W takim razie okazuje się, że sesje, które udało się nam graczom odegrać stanowią pełnoprawne teksty kultury. Tym lepiej, jeśli pojawiły się ich zapisy w sieci. Znam nawet jednego człowieka, który na maturze z polskiego powołał się na przykład z sesji wcześniej wspomnianego Michała Bańki. Matura poszła mu naprawdę dobrze :)


KILKA SŁÓW NA KONIEC


To z pewnością nie są wszystkie funkcje, które spełniają gry fabularne. Warto jednak od czegoś zacząć, by zobaczyć, że RPG są super pod wieloma względami.


Zatem jeśli kiedykolwiek ktoś powie Ci, że te Twoje zabawy w elfy są durne i bez sensu, pokaż mu tego posta. Na nasze erpegowe szczęście, mamy naprawdę ciekawe i rozwijające hobby!


 

TEKSTY NAUKOWE, Z KTÓRYCH KORZYSTAŁAM:


Dudziński R., Wróblewska A., Wstęp. Kultura gier fabularnych, [w:] Gry fabularne. Kultura – praktyki – konteksty, red. R. Dudziński, A. Wróblewska, Wrocław 2016.


Fiałkowski M., Wykorzystanie gier narracyjno-fabularnych w formie psychoterapii, "Alcumena", 3/3 (2020).

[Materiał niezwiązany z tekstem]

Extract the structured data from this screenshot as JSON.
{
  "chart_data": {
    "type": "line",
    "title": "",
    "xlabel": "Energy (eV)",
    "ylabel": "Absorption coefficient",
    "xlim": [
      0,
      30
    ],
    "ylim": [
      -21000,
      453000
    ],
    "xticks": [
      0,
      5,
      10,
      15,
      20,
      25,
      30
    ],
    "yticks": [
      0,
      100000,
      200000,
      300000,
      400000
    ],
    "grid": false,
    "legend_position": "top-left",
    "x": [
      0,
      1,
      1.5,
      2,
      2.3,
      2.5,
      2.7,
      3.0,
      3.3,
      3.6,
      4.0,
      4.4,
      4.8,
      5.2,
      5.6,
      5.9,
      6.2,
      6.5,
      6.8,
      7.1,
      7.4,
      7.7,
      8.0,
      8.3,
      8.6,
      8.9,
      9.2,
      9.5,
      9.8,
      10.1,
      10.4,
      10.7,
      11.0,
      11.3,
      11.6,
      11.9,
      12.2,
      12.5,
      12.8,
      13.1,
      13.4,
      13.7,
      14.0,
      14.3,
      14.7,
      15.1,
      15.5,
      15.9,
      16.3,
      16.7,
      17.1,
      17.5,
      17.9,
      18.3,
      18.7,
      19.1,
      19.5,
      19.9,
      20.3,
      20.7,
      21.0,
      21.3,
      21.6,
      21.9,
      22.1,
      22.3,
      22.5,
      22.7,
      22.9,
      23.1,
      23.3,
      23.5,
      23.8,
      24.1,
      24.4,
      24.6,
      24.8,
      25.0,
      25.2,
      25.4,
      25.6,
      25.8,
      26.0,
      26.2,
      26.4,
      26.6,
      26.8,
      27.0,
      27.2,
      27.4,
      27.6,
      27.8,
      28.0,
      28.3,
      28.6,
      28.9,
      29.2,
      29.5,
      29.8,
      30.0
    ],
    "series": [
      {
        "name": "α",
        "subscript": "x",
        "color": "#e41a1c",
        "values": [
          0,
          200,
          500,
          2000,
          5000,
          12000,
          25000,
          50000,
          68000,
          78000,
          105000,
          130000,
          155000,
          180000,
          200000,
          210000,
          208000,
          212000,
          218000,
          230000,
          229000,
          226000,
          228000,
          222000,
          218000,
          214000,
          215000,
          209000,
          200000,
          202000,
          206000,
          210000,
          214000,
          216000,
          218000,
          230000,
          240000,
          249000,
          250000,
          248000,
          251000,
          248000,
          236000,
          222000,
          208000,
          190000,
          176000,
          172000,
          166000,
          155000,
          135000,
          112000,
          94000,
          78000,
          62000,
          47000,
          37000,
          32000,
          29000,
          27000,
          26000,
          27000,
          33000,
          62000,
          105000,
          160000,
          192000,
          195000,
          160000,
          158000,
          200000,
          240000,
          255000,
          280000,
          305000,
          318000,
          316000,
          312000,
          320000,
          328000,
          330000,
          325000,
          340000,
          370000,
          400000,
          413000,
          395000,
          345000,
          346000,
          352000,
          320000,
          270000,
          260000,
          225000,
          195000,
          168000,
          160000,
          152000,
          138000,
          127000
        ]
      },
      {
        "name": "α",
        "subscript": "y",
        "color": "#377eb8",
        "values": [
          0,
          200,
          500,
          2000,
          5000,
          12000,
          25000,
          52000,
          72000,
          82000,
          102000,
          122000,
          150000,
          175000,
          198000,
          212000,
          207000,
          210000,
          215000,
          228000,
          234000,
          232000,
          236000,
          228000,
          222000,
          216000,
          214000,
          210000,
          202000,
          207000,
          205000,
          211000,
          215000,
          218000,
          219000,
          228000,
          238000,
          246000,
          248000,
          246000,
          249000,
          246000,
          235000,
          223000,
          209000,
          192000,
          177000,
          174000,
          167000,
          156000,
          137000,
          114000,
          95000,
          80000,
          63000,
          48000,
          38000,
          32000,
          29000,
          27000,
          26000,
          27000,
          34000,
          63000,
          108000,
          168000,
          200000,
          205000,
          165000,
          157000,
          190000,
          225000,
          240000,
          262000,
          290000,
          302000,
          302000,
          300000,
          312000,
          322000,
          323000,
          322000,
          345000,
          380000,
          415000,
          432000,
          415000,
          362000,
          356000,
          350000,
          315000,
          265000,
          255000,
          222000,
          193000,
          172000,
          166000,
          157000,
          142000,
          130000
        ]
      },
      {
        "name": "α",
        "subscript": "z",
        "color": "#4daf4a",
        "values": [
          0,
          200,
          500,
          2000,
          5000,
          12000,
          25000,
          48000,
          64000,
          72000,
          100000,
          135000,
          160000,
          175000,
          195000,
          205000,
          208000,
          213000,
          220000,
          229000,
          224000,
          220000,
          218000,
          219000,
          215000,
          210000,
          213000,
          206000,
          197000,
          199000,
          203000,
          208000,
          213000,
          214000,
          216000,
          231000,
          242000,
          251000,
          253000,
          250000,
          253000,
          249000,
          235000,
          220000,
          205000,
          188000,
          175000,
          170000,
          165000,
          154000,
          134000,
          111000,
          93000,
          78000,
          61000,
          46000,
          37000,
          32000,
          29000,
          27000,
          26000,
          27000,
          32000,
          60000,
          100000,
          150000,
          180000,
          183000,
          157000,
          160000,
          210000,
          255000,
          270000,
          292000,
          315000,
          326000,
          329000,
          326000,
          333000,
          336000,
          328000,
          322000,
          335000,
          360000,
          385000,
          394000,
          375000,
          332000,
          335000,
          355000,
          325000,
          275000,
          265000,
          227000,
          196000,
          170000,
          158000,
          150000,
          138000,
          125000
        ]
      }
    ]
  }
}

Juza M., Gry fabularne RPG jako szczególny przykład adaptacji tekstów kultury popularnej, „Annales Universitatis Paedagogicae Cracoviensis Studia de Cultura”, 5 (2013).


Krawczyk S., Gry fabularne w polskich badaniach psychologicznych w latach 2001 – 2008, „Homo Ludens” 1/4 (2012).


Matkowski C., Tożsamość i osobowość w relacjach gracz-postać w grach fabularnych, „Homo Communicativus” 5 (2008).


Mochocki M., Teatralne gry fabularne (LARP-y) w nauczaniu szkolnym, „Homo Ludens”, 1 (2009).


Romaneczko J., Walory edukacyjno – terapeutyczne gier fabularnych – metaanaliza, „Ogrody Nauk i Sztuk, 9 (2019).


Szymanik A., Kostrzewski M., Gry narracyjne jako metoda i narzędzie w nauce, „Forum Dydaktyczne: przeszłość, teraźniejszość, przyszłość”, 9/10 (2012).